Outre la canelle de Céylan, nous avons deux écorces qu’on tire de deux autres espèces de Canneliers. La première de ces écorces a conférée son nom latin de cassia lignea, & n’est guère employée que dans certaine composition de Pharmacie. Elle est fort semblable à la cannelle fine, & on ne la distingue sûr-tout, que parce qu’elle est fort visqueuse dans la bouche, & qu’elle n’a point ce sec & ce piquant de la cannelle ; d’ailleurs elle est ordinairement un peu plus grossière, & d’une couleur un peu plus brune.
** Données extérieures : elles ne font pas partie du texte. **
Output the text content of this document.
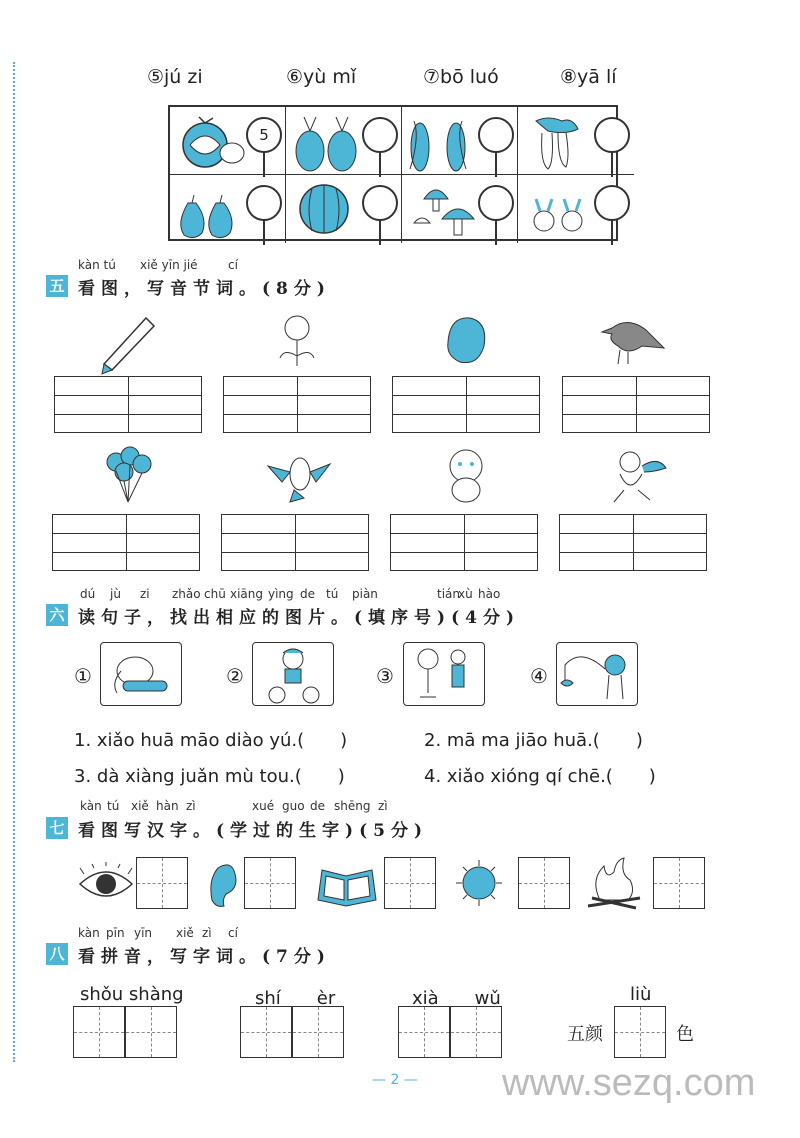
⑤jú zi	⑥yù mǐ	⑦bō luó	⑧yā lí
5
kàn tú xiě yīn jié	cí
五 看图，写音节词。(8分)
dú jù zi zhǎo chū xiāng yìng de tú piàn	tián
xù hào
六 读句子，找出相应的图片。(填序号)(4分)
①	②	③	④
1. xiǎo huā māo diào yú.(　　)	2. mā ma jiāo huā.(　　)
3. dà xiàng juǎn mù tou.(　　)	4. xiǎo xióng qí chē.(　　)
kàn tú xiě hàn zì	xué guo de shēng zì
七 看图写汉字。(学过的生字)(5分)
kàn pīn yīn xiě zì cí
八 看拼音，写字词。(7分)
shǒu shàng	shí　　èr	xià　　wǔ	liù
五颜	色
— 2 — www.sezq.com
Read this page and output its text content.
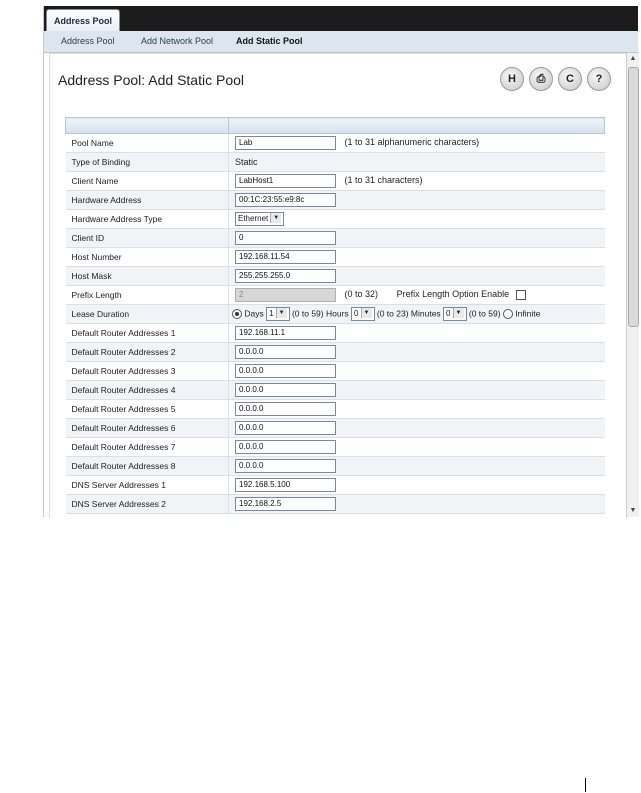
Address Pool
Address Pool	Add Network Pool	Add Static Pool
Address Pool: Add Static Pool	H ⎙ C ?

Pool Name	Lab (1 to 31 alphanumeric characters)
Type of Binding	Static
Client Name	LabHost1 (1 to 31 characters)
Hardware Address	00:1C:23:55:e9:8c
Hardware Address Type	Ethernet ▼
Client ID	0
Host Number	192.168.11.54
Host Mask	255.255.255.0
Prefix Length	2 (0 to 32) Prefix Length Option Enable
Lease Duration	Days 1 ▼ (0 to 59) Hours 0 ▼ (0 to 23) Minutes 0 ▼ (0 to 59) Infinite
Default Router Addresses 1	192.168.11.1
Default Router Addresses 2	0.0.0.0
Default Router Addresses 3	0.0.0.0
Default Router Addresses 4	0.0.0.0
Default Router Addresses 5	0.0.0.0
Default Router Addresses 6	0.0.0.0
Default Router Addresses 7	0.0.0.0
Default Router Addresses 8	0.0.0.0
DNS Server Addresses 1	192.168.5.100
DNS Server Addresses 2	192.168.2.5
▲
▼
À juger du Cinnamomum, & du Cassia lignea, que Gallien & Dioscoride ont décrit, on n’y voit point un rapport entier avec notre cannelle, ni avec notre Cassia lignea. La plupart des nouveaux Naturalistes nient que la Cassia lignea, soit la seconde écorce du vrai Cannelier. La seconde écorce qui approche de la cannelle par sa couleur & par son goût, — mais qui est cependant plus foible, est appelée Cannella de Matte, en latin Cannella minus aromatica. Elle nous vient en morceaux plats, beaucoup plus épais que la cannelle ordinaire. L’arbre d’où elle est tirée, se nomme Katoukarva par les Malabarois. Cette dernière écorce n’est guère d’usage en Europe, où l’on ne fait cas que de la cannelle fine.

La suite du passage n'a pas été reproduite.